Reasoning and Logic: Keys to Visual-Spatial Skills

By American Geriatrics Society (AGS), Health in Aging Foundation

Even the simplest everyday tasks require you to use your visual-spatial memory skills. The good news is that you can improve your visual-spatial skills. The first step is to test them. Try the following fun example.

Test your logic and reasoning

The figure shows a common task that instructors give to psychology students to test their logic and reasoning skills. You see four cards, with only one side showing.

reasoning
A common reasoning test.

Here’s the rule: If one side of the card displays a vowel, then the other side of the card can only show an even number.

Which card do you turn over first to check this rule? Most people turn over the card with the letter A. That’s correct. Now which card do you turn over next? You may be tempted to turn over the card with the number 2, but you should actually turn over the card with the number 1.

Why? Look at the rule again: If one side of the card displays a vowel, then the other side of the card can only show an even number.

You turned over the card with the letter A to confirm this rule because A is a vowel. You don’t need to turn over the card with letter B because the rule said nothing about consonants. You may think you don’t need to turn over the card with the number 1, but you do need to check whether it has a vowel on the other side. If it does have a vowel, then it’s violated the rule. You don’t need to turn over the card with the number 2 because the rule doesn’t state what should happen if you have an even number on one side.

If you’re still puzzling over this, don’t worry. Most people find this test very difficult. Try this version.

Here’s the rule: If you’re under 21, you can’t drink alcohol.

You’re the bartender and you have to make sure that no one breaks this rule. This figure shows what you see at one table.

drinking
A reasoning test with a bartender.

Whose age will you check? You’ll probably check the first person who looks under 21. And you’d also check the person drinking beer to make sure that he’s 21 or over. You aren’t worried about the person drinking cola because it doesn’t matter whether he’s older or younger than 21; cola isn’t an alcoholic drink.

These kinds of tasks aren’t meant to frustrate psychology students (though they may do that too!) but to illustrate how people use logic and reasoning in everyday situations. In the scenario with the drinks, you can save time by checking only certain people’s ages rather than checking everyone’s age.

Use your reasoning skills to the max

Life presents you with many opportunities to recognize patterns and use your reasoning skills to their full potential.
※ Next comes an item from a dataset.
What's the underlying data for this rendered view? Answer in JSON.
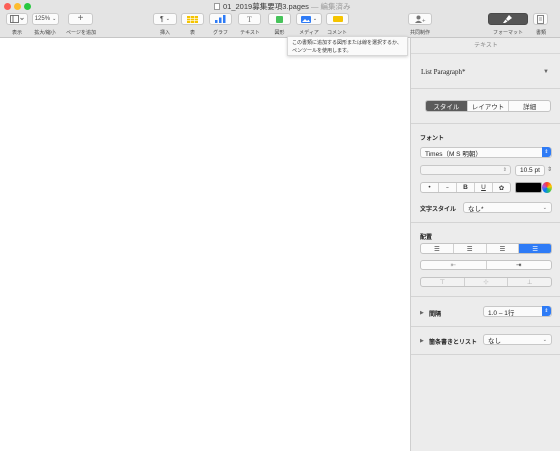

Here are some suggestions that can help you strengthen the patterns and associations you may need daily:

  • Face facts. Test your visual memory. Look at famous faces and see how quickly you can come up with the people’s names. Too easy? Try to come up with one fact about each person. Remember, don’t just use “celebrity” faces; try to include political and historical figures as well.
  • Remember me. Try the face facts game with familiar faces. Start with people you know well — family members and close friends. This time, try to state five things you know about each person. Now look at photos of people you may not know as well — maybe colleagues from work or friends from school with whom you’re no longer in contact. Try to remember the people’s names and one thing about each of them. For work colleagues or school friends remember what department they work in or a funny incident that you shared in class.
  • Filter distractions. You’re more prone to forget things when you’re distracted. So the next time someone’s giving you directions over the phone, go somewhere quiet, shut the door, and focus only on the conversation. When you’re introduced to someone new at a buffet luncheon, stop refilling your empty plate and look at her, shake her hand, and repeat her name. Increase your focus by strengthening your ability to filter out distractions. Work on being present like this so it becomes an automatic practice for you.
  • Remember where you were. Your brain remembers odd little bits of information, such as the smell of the freshly cut grass in the park when your friend gave you directions to the party on the weekend, or the smell of the pizza at the office party as your boss introduced you to an important potential client. These bits of information that your brain stores may seem irrelevant, but they can serve as powerful clues to trigger your memory. When you’re trying to remember something, think back to where you were when you first heard the information. Do you remember anything specific about the location? What was the person wearing? What were you doing? All these questions can help you reconstruct the moment, which in turn unlocks your memory.
  • Make your own box. It’s no wonder that the saying “Think outside the box” has caught on. People who can think beyond what others normally do have an advantage. They’re more creative and come up with ideas that the others haven’t thought about before. If you can’t find a solution right away, maybe you’re approaching the problem in the wrong way. Try to ask different questions. Think outside the box. The solutions that come to you may be surprising.